News Column

Hispanic Population Soaring in California

Oct . 4, 2012

John Ceballos

California

In South Shore, the Latin American population is as varied as the communities that comprise the southernmost part of Hillsborough County.

And it's growing.

"The Hispanic population has been growing, there's no question," said Monica Fernandez-Stearns, the secretary at Resurrection Catholic Church in Riverview for the past nine years.

According to U.S. Census Bureau data for South Shore -- Apollo Beach, Gibsonton, Riverview, Ruskin, Sun City Center and Wimauma -- the area's population grew from 57,119 to 142,178 between 2000 and 2010, an increase of almost 150 percent. In that time, South Shore's Hispanic population increased by an eye-popping 249 percent, going from 9,561 to 33,366.

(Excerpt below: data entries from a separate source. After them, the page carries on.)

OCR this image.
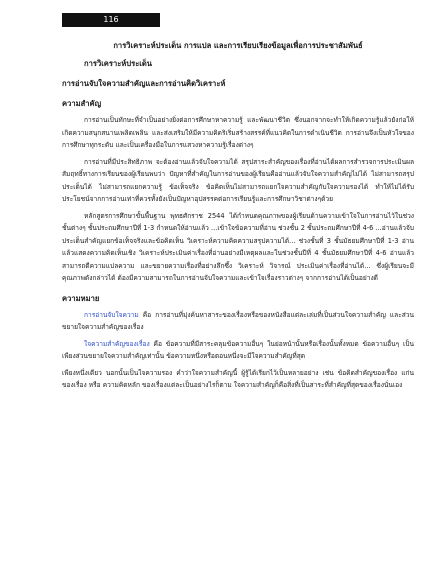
116
การวิเคราะห์ประเด็น การแปล และการเรียบเรียงข้อมูลเพื่อการประชาสัมพันธ์
การวิเคราะห์ประเด็น
การอ่านจับใจความสำคัญและการอ่านคิดวิเคราะห์
ความสำคัญ

การอ่านเป็นทักษะที่จำเป็นอย่างยิ่งต่อการศึกษาหาความรู้ และพัฒนาชีวิต ซึ่งนอกจากจะทำให้เกิดความรู้แล้วยังก่อให้เกิดความสนุกสนานเพลิดเพลิน และส่งเสริมให้มีความคิดริเริ่มสร้างสรรค์ที่แนวคิดในการดำเนินชีวิต การอ่านจึงเป็นหัวใจของการศึกษาทุกระดับ และเป็นเครื่องมือในการแสวงหาความรู้เรื่องต่างๆ

การอ่านที่มีประสิทธิภาพ จะต้องอ่านแล้วจับใจความได้ สรุปสาระสำคัญของเรื่องที่อ่านได้ผลการสำรวจการประเมินผลสัมฤทธิ์ทางการเรียนของผู้เรียนพบว่า ปัญหาที่สำคัญในการอ่านของผู้เรียนคืออ่านแล้วจับใจความสำคัญไม่ได้ ไม่สามารถสรุปประเด็นได้ ไม่สามารถแยกความรู้ ข้อเท็จจริง ข้อคิดเห็นไม่สามารถแยกใจความสำคัญกับใจความรองได้ ทำให้ไม่ได้รับประโยชน์จากการอ่านเท่าที่ควรทั้งยังเป็นปัญหาอุปสรรคต่อการเรียนรู้และการศึกษาวิชาต่างๆด้วย

หลักสูตรการศึกษาขั้นพื้นฐาน พุทธศักราช 2544 ได้กำหนดคุณภาพของผู้เรียนด้านความเข้าใจในการอ่านไว้ในช่วงชั้นต่างๆ ชั้นประถมศึกษาปีที่ 1-3 กำหนดให้อ่านแล้ว ...เข้าใจข้อความที่อ่าน ช่วงชั้น 2 ชั้นประถมศึกษาปีที่ 4-6 ...อ่านแล้วจับประเด็นสำคัญแยกข้อเท็จจริงและข้อคิดเห็น วิเคราะห์ความคิดความสรุปความได้... ช่วงชั้นที่ 3 ชั้นมัธยมศึกษาปีที่ 1-3 อ่านแล้วแสดงความคิดเห็นเชิง วิเคราะห์ประเมินค่าเรื่องที่อ่านอย่างมีเหตุผลและในช่วงชั้นปีที่ 4 ชั้นมัธยมศึกษาปีที่ 4-6 อ่านแล้วสามารถตีความแปลความ และขยายความเรื่องที่อย่างลึกซึ้ง วิเคราะห์ วิจารณ์ ประเมินค่าเรื่องที่อ่านได้... ซึ่งผู้เรียนจะมีคุณภาพดังกล่าวได้ ต้องมีความสามารถในการอ่านจับใจความและเข้าใจเรื่องราวต่างๆ จากการอ่านได้เป็นอย่างดี

ความหมาย

การอ่านจับใจความ คือ การอ่านที่มุ่งค้นหาสาระของเรื่องหรือของหนังสือแต่ละเล่มที่เป็นส่วนใจความสำคัญ และส่วนขยายใจความสำคัญของเรื่อง

ใจความสำคัญของเรื่อง คือ ข้อความที่มีสาระคลุมข้อความอื่นๆ ในย่อหน้านั้นหรือเรื่องนั้นทั้งหมด ข้อความอื่นๆ เป็นเพียงส่วนขยายใจความสำคัญเท่านั้น ข้อความหนึ่งหรือตอนหนึ่งจะมีใจความสำคัญที่สุด

เพียงหนึ่งเดียว นอกนั้นเป็นใจความรอง คำว่าใจความสำคัญนี้ ผู้รู้ได้เรียกไว้เป็นหลายอย่าง เช่น ข้อคิดสำคัญของเรื่อง แก่นของเรื่อง หรือ ความคิดหลัก ของเรื่องแต่ละเป็นอย่างไรก็ตาม ใจความสำคัญก็คือสิ่งที่เป็นสาระที่สำคัญที่สุดของเรื่องนั่นเอง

Hispanics accounted for 28 percent of South Shore's total population growth from 2000 to 2010. Today, a little more than 23 percent of South Shore is Hispanic, up from nearly 17 percent in 2000.

"Most of the people I see here seem to come from Puerto Rico and the Dominican Republic, but we have people from Colombia, Peru all over the place," Fernandez-Stearns said. "Although my husband and I are the only people we know from Argentina."

The region's diversity will be on display during Resurrection Catholic's third Multi-Cultural Festival Oct. 14. The event will showcase food, music and traditions from a variety of countries, most of them from Latin America.

Twenty-one percent of Riverview's total population is Hispanic, up from nine percent in 2000, according to the census. Puerto Ricans comprise the largest group of Hispanics in Riverview, accounting for 40 percent of the Spanish-speaking population. Mexicans make up more than 19 percent of Riverview's Hispanic population, while Cubans account for almost 10 percent. Residents from other Central and South American countries form nearly 31 percent of Hispanics in Riverview.

Riverview's total population saw South Shore's biggest increase by far between 2000 and 2010, jumping 490 percent from 12,035 to 71,050.

"We still like Riverview very much, but what we really liked when we first moved here was that it was a small city with nice neighborhoods, and it was very easy to drive around," Fernandez-Stearns said.

That population boom attracted residents and business owners alike to South Shore in the past decade.

"At the time we opened, the area was just growing and growing, and that was a big reason we chose this location," said Larry Power, chef at the Ybor Grille in Ruskin, which opened six years ago. "It slowed down after we moved in, but we still think the area has a lot of promise."

Ruskin's population grew, according to the census, from 8,321 in 2000 to 17,208 in 2010. Hispanics accounted for almost 49 percent of that increase and presently comprise 43 percent of Ruskin's population. Though the majority -- 72 percent -- of Ruskin's Hispanics are of Mexican descent, Power wanted to bring a Cuban flavor to the area.

"It's the food we grew up with in Tampa," said Power.

"Everyone has loved us. Even being in a small town, we still get people coming in and telling us that they didn't know we were here."

Meanwhile, Marcela Estevez, director of student affairs at the Redlands Christian Migrant Association Wimauma Academy, said the biggest change she has noticed is in the types of jobs people are being offered.

"When I arrived here, they all had to do with working in the fields," Estevez said.

"With all the construction and the development in the area, there has been more variety and opportunities."

Seventy-three percent of Wimauma's population is Hispanic, and 88 percent of those people are of Mexican descent.

Estevez is originally from Mexico and has spent 25 years in the United States. She has worked as a liaison to the Mexican community in a variety of positions in Arizona, New York and Georgia, and has spent the last 10 years at the Wimauma academy.

"In the past, we had a lot more people who were coming directly from Mexico," Estevez said. "Most of the people I work with are already from here."

In the coming years, it seems like a significant chunk of South Shore's Hispanic population will also be homegrown.